There are so many facets to this game for you to work with. As time passes you'll notice that the seasons change, which will impact which potions your customers will desire. The most important thing you’ll need to master is ordering your stock. The order form is horrendous, the writing is unclear and scrolling through the vast number of items is painfully slow. 


Once your stock has been delivered, you’ll need to inflate the price that you want to sell each item for in order to get a profit. Take care not to overdo it or your customers won’t be interested and will end up stealing from you! You know when someone has attempted to shoplift because they will suddenly make a run for it. You have a sword and an electric spell equipped for you to take care of these thieves (or you could let them go…) but remember to clean up the bodies because your store appeal will plummet rapidly. It is possible to accidentally kill innocent people, so take care when flailing your sword around as you'll lose Kpoints (there is a perk which will protect innocents from your spells).


As well as cleaning up the dead bodies, you’ll need to sweep the floors and repair the furniture holding all of your goods as these also contribute to your store’s appeal. As you sell items and complete quests (you can have one active at a time) and level up, you will earn ‘Kpoints’. These can be used to unlock perks which will improve and introduce many aspects to your business such as different classed customer items to sell (warriors, rogues, mages, druids), a thief zapper, an entry fee, more tolerance to increased prices, a champion who will go on quests for you, farming and barbarians, just to name a few.


The champion and the barbarian attacks are my favourite things about Shoppe Keep. There is one perk in particular which helped me the most, which is the automated bot. As long as you keep it well stocked, you can assign it tasks such as theft control or restocking the store. It will practically do everything for you. Once you have gotten into a routine with making money, restocking and preventing thefts, it is nice to have something different to contend with. Every so often (once you have unlocked the perk allowing it to happen) a group of barbarians will attack your store and try to break everything inside, so you need to kill them before that happens.

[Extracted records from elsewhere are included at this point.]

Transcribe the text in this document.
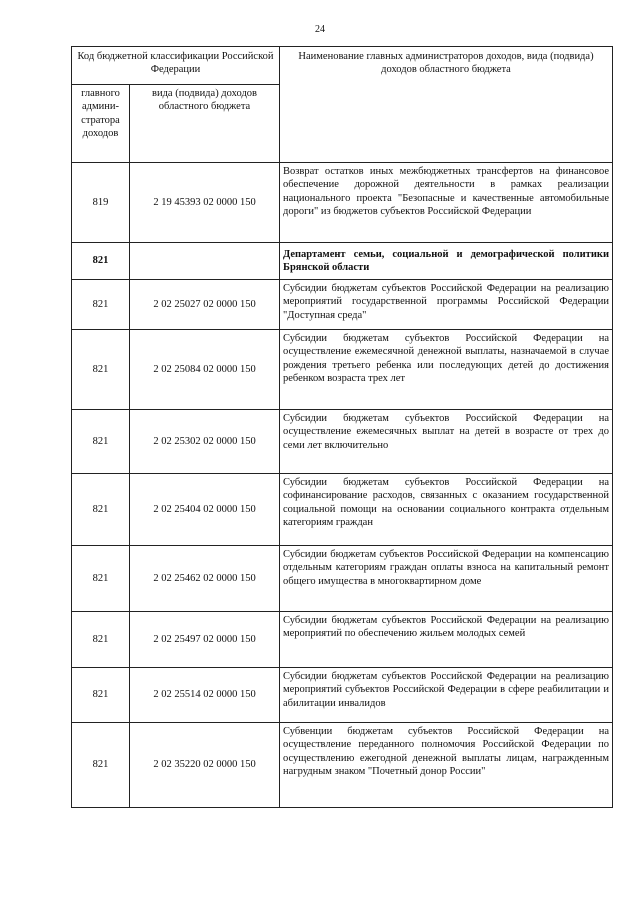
24
Код бюджетной классификации Российской Федерации		Наименование главных администраторов доходов, вида (подвида) доходов областного бюджета
главного админи-стратора доходов	вида (подвида) доходов областного бюджета	
819	2 19 45393 02 0000 150	Возврат остатков иных межбюджетных трансфертов на финансовое обеспечение дорожной деятельности в рамках реализации национального проекта "Безопасные и качественные автомобильные дороги" из бюджетов субъектов Российской Федерации
821		Департамент семьи, социальной и демографической политики Брянской области
821	2 02 25027 02 0000 150	Субсидии бюджетам субъектов Российской Федерации на реализацию мероприятий государственной программы Российской Федерации "Доступная среда"
821	2 02 25084 02 0000 150	Субсидии бюджетам субъектов Российской Федерации на осуществление ежемесячной денежной выплаты, назначаемой в случае рождения третьего ребенка или последующих детей до достижения ребенком возраста трех лет
821	2 02 25302 02 0000 150	Субсидии бюджетам субъектов Российской Федерации на осуществление ежемесячных выплат на детей в возрасте от трех до семи лет включительно
821	2 02 25404 02 0000 150	Субсидии бюджетам субъектов Российской Федерации на софинансирование расходов, связанных с оказанием государственной социальной помощи на основании социального контракта отдельным категориям граждан
821	2 02 25462 02 0000 150	Субсидии бюджетам субъектов Российской Федерации на компенсацию отдельным категориям граждан оплаты взноса на капитальный ремонт общего имущества в многоквартирном доме
821	2 02 25497 02 0000 150	Субсидии бюджетам субъектов Российской Федерации на реализацию мероприятий по обеспечению жильем молодых семей
821	2 02 25514 02 0000 150	Субсидии бюджетам субъектов Российской Федерации на реализацию мероприятий субъектов Российской Федерации в сфере реабилитации и абилитации инвалидов
821	2 02 35220 02 0000 150	Субвенции бюджетам субъектов Российской Федерации на осуществление переданного полномочия Российской Федерации по осуществлению ежегодной денежной выплаты лицам, награжденным нагрудным знаком "Почетный донор России"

Your champion can be of any class and you need to equip them appropriately, pack them with plenty of health potions and send them off on quests. Successful quests will mean that your champion will return with awesome loot which you can either sell or equip on your champion, making them even stronger.  

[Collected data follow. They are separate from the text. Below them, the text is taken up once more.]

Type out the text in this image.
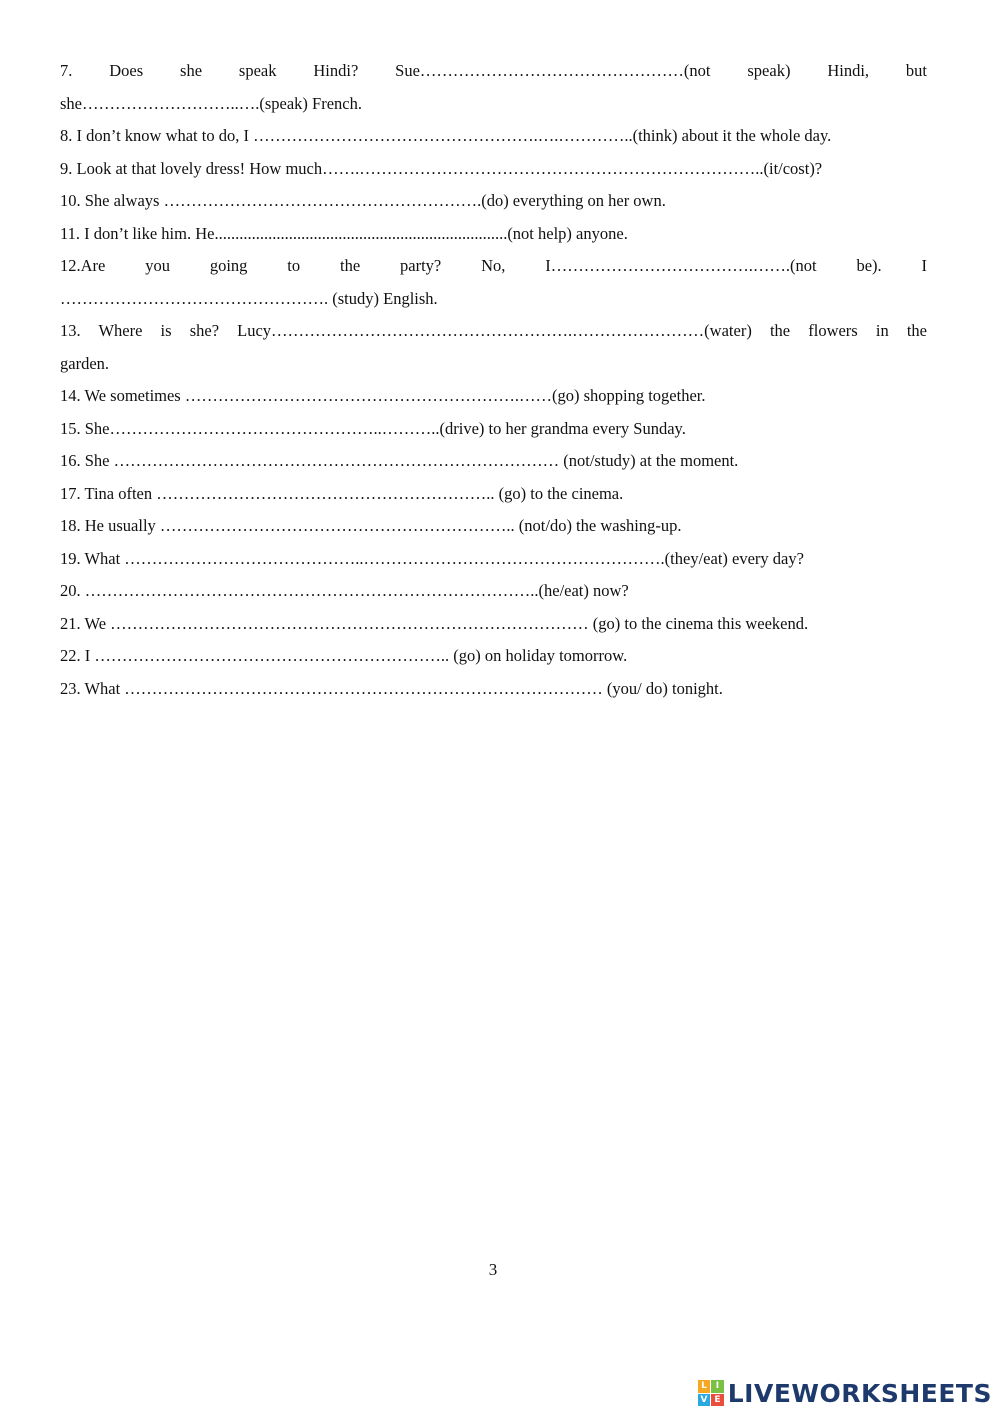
7. Does she speak Hindi? Sue…………………………………………(not speak) Hindi, but
she………………………..….(speak) French.
8. I don’t know what to do, I …………………………………………….….…………..(think) about it the whole day.
9. Look at that lovely dress! How much…….………………………………………………………………..(it/cost)?
10. She always ………………………………………………….(do) everything on her own.
11. I don’t like him. He.......................................................................(not help) anyone.
12.Are you going to the party? No, I……………………………….…….(not be). I
…………………………………………. (study) English.
13. Where is she? Lucy……………………………………………….……………………(water) the flowers in the
garden.
14. We sometimes …………………………………………………….……(go) shopping together.
15. She…………………………………………..………..(drive) to her grandma every Sunday.
16. She ……………………………………………………………………… (not/study) at the moment.
17. Tina often …………………………………………………….. (go) to the cinema.
18. He usually ……………………………………………………….. (not/do) the washing-up.
19. What ……………………………………..……………………………………………….(they/eat) every day?
20. ………………………………………………………………………..(he/eat) now?
21. We …………………………………………………………………………… (go) to the cinema this weekend.
22. I ……………………………………………………….. (go) on holiday tomorrow.
23. What …………………………………………………………………………… (you/ do) tonight.
3
L I
V E LIVEWORKSHEETS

Aside from the other issues I have mentioned, I think the biggest problem Shoppe Keep will face is the fact that the developers have now abandoned the game on Steam and moved on to create the sequel, Shoppe Keep 2. This is before fixing some of the bugs and issues which were already pointed out whilst Shoppe Keep was in early access. My concern for the console version is that any issues which may arise may go unnoticed because, in their own words, the developers' focus is now fully on the sequel. 

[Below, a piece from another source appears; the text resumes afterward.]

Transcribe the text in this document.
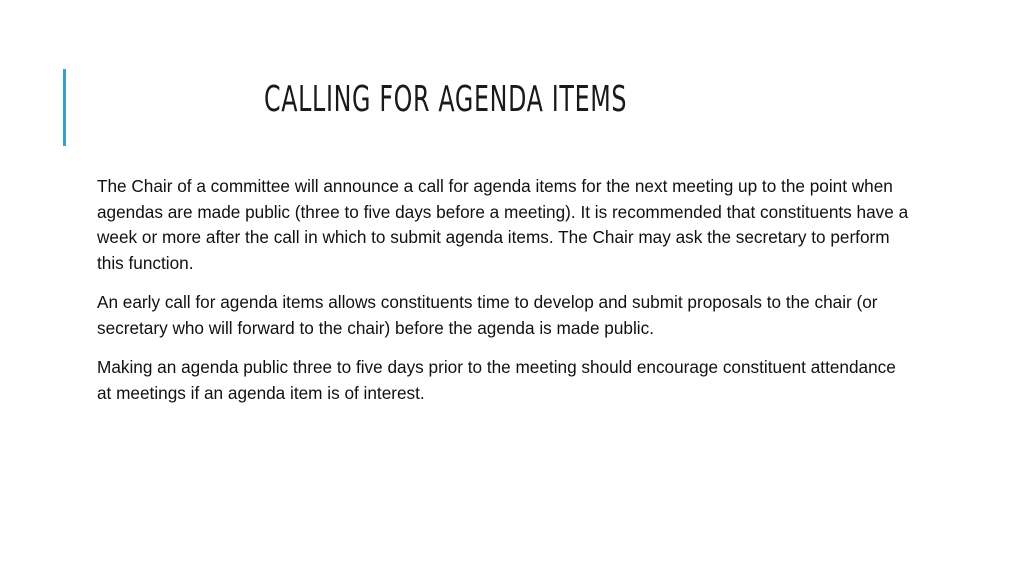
CALLING FOR AGENDA ITEMS

The Chair of a committee will announce a call for agenda items for the next meeting up to the point when agendas are made public (three to five days before a meeting). It is recommended that constituents have a week or more after the call in which to submit agenda items. The Chair may ask the secretary to perform this function.

An early call for agenda items allows constituents time to develop and submit proposals to the chair (or secretary who will forward to the chair) before the agenda is made public.

Making an agenda public three to five days prior to the meeting should encourage constituent attendance at meetings if an agenda item is of interest.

From a personal standpoint, I love this game. Yes, I wish it had been ported better with suitable controls for a console, but I got used to it. If I had to give it a score, it would be 7/10. I really hope that by some miracle the developers will come back to Shoppe Keep and rectify the outstanding problems but I think that is unlikely.


Shoppe Keep has 26 achievements available for a total of 1,000 Gamerscore. A lengthy achievement list which consists of mainly progression-based achievements which will unlock after a fairly substantial amount of playtime (90+ hours for “Full Circle”). Realistically, is there enough content to the game to warrant that kind of achievement? I’m not so sure. If you need any help or guidance with any of the achievements, then head over to True Achievements where you will find plenty of useful information.

A game code was provided for the purpose of this review. Thank you!